Material and methods

Rock outcrop area estimation

Sedimentary rock outcrop area was derived from outcrop patterns in 1265 geological maps of Spain, France, England and Wales. The geological maps of France and Spain are all 1 : 50,000 scale, older maps of England and Wales are at 1 : 63,630 (1 inch to 1 mile), whereas more recent maps are 1 : 50,000 scale. Each map was scored for the presence or absence of rocks dated to one of 71 time intervals on a modified version of the Gradstein et al. (2004) time scale. The overall average size of time interval is 7·5 myr (s.d., 4·61), with Palaeozoic bins averaging 9·8 myr (s.d., 5·75) and Mesozoic–Cenozic bins averaging 6·0 myr (s.d., 2·93). Rock outcrops were assigned to terrestrial or marine, and scored as either fossiliferous or non-fossiliferous based upon the accompanying memoirs. If in one map both terrestrial and marine strata were represented in the same time interval, each was scored as present. An additional 117 French maps at 1 : 80,000 and partially covering the same area as the 1 : 50,000 maps were also scored to assess the impact of differences in map scales.

Genus diversity data are derived from Sepkoski's Online Genus Database maintained by S. E. Peters (http://strata.ummp.lsa.umich.edu/jack/index.php), which reproduces the data from Sepkoski (2002). This is not strictly sampled diversity because that database lists only first and last occurrences and thus derives standing diversity estimates from taxa that range through time intervals even though they have not always been sampled from those intervals. However, it is the best estimate we have currently of total recorded marine diversity. Where there was not sufficient temporal resolution in the Cenozoic some values were obtained from secondary estimates derived from Sepkoski's genus-level diversity and published by Rohde and Muller (2005). In some cases, owing to differences in stratigraphic nomenclature, it was necessary to combine values for some stages and take the arithmetic mean. We analysed both maximum and minimum estimated sampled diversity by using both the total number of taxa known from a single time interval (maximum) and the sum of taxa with a recorded first or last occurrence in a single time interval (minimum), as recommended by Peters and Foote (2001), to see if this altered our results.

Data manipulation

In order to identify the long-term trend in the data we smoothed the rock-outcrop time-series data by taking a nine-point moving average, chosen to remove prominent short-term cycles that recurred every 6–10 time bins. The long-term trend was removed from the data by plotting either first differences or the residuals from a regression of raw data against its smoothed curve. Spectral analysis of the residual data from the smoothed time series was performed using the program PAST (Hammer et al. 2001). PAST implements the Lomb-Scargle Fourier transform, which overcomes the problem of uneven temporal spacing of our data.

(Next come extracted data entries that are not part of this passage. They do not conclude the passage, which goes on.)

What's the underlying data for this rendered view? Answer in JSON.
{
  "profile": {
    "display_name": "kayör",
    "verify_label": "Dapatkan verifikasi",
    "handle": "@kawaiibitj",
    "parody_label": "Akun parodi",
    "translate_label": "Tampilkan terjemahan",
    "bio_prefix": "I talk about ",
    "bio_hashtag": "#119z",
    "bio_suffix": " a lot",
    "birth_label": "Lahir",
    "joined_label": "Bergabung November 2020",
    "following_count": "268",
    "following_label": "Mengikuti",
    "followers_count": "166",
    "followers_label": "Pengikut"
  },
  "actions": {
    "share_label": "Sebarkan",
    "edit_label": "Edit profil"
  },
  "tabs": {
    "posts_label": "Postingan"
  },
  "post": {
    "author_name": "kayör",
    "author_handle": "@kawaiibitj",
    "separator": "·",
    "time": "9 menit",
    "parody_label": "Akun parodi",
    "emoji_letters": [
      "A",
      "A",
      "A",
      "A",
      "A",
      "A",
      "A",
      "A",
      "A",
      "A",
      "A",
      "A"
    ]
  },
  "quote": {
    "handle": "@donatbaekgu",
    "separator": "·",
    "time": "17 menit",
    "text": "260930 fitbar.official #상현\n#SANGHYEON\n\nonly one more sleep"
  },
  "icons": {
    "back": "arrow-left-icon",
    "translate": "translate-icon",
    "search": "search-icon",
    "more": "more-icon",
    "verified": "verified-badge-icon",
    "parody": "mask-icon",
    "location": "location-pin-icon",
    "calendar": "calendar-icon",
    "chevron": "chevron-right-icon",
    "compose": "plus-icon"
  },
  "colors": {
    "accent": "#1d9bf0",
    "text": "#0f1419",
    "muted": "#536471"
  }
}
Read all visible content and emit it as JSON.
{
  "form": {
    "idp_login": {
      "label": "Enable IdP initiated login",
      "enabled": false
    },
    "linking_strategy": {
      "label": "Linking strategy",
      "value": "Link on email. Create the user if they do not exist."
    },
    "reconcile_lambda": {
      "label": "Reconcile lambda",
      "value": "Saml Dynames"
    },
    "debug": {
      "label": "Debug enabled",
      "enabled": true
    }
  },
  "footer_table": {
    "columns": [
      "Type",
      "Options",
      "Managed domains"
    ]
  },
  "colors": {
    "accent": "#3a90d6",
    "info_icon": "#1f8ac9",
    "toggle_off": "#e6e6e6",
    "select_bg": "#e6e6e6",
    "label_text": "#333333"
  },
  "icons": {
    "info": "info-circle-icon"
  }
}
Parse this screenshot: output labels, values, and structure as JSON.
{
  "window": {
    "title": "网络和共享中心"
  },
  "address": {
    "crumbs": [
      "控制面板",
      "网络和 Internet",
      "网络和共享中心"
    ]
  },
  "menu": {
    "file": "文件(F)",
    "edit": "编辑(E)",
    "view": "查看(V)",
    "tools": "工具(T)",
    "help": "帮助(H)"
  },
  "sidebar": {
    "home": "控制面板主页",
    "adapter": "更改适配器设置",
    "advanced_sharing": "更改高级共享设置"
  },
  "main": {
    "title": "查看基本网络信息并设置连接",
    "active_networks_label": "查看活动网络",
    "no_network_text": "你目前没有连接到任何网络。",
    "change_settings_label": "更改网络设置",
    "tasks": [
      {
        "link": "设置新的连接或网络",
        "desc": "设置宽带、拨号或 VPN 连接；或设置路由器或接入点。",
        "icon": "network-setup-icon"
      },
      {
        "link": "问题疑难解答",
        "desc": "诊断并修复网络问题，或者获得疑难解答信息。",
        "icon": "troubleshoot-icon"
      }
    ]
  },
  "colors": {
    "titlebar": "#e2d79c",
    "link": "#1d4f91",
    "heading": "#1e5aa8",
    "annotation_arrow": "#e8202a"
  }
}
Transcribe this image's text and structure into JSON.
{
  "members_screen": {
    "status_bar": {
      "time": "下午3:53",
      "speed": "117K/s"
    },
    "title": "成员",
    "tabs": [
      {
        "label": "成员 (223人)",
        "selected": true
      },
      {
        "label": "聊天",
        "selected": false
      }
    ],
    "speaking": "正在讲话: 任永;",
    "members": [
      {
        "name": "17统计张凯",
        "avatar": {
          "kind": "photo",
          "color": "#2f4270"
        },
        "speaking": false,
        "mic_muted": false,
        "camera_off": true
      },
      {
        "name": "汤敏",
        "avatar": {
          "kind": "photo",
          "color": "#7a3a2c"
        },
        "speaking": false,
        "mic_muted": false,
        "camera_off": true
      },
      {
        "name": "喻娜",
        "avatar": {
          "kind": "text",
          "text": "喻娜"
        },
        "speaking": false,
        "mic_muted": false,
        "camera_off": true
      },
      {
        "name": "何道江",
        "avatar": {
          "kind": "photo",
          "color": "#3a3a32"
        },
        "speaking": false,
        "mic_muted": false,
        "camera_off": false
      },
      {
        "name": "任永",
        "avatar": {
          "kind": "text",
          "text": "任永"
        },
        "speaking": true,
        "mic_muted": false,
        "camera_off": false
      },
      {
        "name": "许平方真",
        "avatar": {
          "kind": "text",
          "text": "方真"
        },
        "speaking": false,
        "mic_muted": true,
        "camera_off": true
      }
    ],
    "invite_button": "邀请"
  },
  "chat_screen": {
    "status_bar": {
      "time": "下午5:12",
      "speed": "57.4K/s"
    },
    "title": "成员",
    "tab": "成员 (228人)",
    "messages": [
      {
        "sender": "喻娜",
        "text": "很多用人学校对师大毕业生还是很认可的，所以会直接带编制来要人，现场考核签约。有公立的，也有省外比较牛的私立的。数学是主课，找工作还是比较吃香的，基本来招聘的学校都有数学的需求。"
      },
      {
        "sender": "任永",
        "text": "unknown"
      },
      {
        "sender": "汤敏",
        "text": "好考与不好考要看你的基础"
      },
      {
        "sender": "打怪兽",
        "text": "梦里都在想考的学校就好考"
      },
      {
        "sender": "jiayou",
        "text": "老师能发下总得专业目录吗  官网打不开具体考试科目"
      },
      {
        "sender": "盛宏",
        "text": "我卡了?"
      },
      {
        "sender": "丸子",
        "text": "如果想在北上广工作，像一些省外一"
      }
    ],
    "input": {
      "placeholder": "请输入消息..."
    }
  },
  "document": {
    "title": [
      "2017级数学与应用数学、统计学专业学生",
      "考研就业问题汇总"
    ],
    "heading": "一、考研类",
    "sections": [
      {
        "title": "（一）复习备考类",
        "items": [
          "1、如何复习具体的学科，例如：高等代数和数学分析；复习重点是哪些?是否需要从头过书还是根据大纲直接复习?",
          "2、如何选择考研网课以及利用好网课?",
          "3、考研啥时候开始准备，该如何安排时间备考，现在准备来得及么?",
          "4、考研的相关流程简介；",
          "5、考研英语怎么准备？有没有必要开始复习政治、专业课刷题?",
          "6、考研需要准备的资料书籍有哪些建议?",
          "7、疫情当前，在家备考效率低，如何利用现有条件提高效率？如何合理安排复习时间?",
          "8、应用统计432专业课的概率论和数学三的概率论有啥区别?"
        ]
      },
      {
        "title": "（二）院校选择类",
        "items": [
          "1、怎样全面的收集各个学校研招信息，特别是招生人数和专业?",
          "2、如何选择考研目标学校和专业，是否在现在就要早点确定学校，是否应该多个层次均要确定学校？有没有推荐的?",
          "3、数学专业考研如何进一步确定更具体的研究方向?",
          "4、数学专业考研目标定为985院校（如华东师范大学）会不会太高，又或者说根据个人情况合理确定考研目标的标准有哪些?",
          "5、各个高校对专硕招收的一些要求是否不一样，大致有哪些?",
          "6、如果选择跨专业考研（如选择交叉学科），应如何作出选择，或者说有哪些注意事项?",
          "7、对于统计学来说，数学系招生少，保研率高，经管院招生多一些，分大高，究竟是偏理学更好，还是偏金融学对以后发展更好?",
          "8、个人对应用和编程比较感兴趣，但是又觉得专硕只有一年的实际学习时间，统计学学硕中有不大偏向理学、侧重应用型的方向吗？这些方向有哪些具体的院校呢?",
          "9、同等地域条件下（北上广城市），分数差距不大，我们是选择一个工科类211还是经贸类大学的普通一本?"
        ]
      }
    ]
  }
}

Generating a long-term model of diversity that accounts for rock outcrop bias

Sampling bias created by variation in outcrop area of marine sedimentary rocks of different ages was removed from the Phanerozoic diversity curve of marine genera as follows:

  • 1A model in which rock area at outcrop was a perfect predictor of sampled diversity was constructed in the following way. Rock outcrop area and sampled diversity were each sorted independently from low to high values and a linear model of the form y = mx + c fitted to the ordered data, where x is the amount of rock, m is the gradient of the straight line and c is a constant.
  • 2This equation was then applied to the rock outcrop data in their original order to derive a time series of predicted diversity from rock outcrop area.
  • 3The predicted diversity was next subtracted from the observed maximum or minimum sampled diversity curve to obtain a residual ‘unexplained diversity signal’, which represents variation in diversity that cannot be accounted for by rock outcrop area.
  • 4Finally, least-squares regression analyses were run to derive a simple best-fit model for this time series of residuals. For reasons explained below, four time intervals that had marine sediments cropping out in 12 or fewer maps (< 1 per cent of total area: Early and Middle Permian, Early Triassic and Norian), and which therefore provided poor estimators of global marine diversity, were omitted. The remaining residuals clearly fall along three successive trajectories that can be simplified to a three-phase model: rising by log10 0·02 at each time interval between the Late Cambrian and Mid-Devonian, falling by log10 0·04 from the Mid-Devonian to end-Triassic, then rising again by log10 0·03 between the Early Jurassic and Pliocene.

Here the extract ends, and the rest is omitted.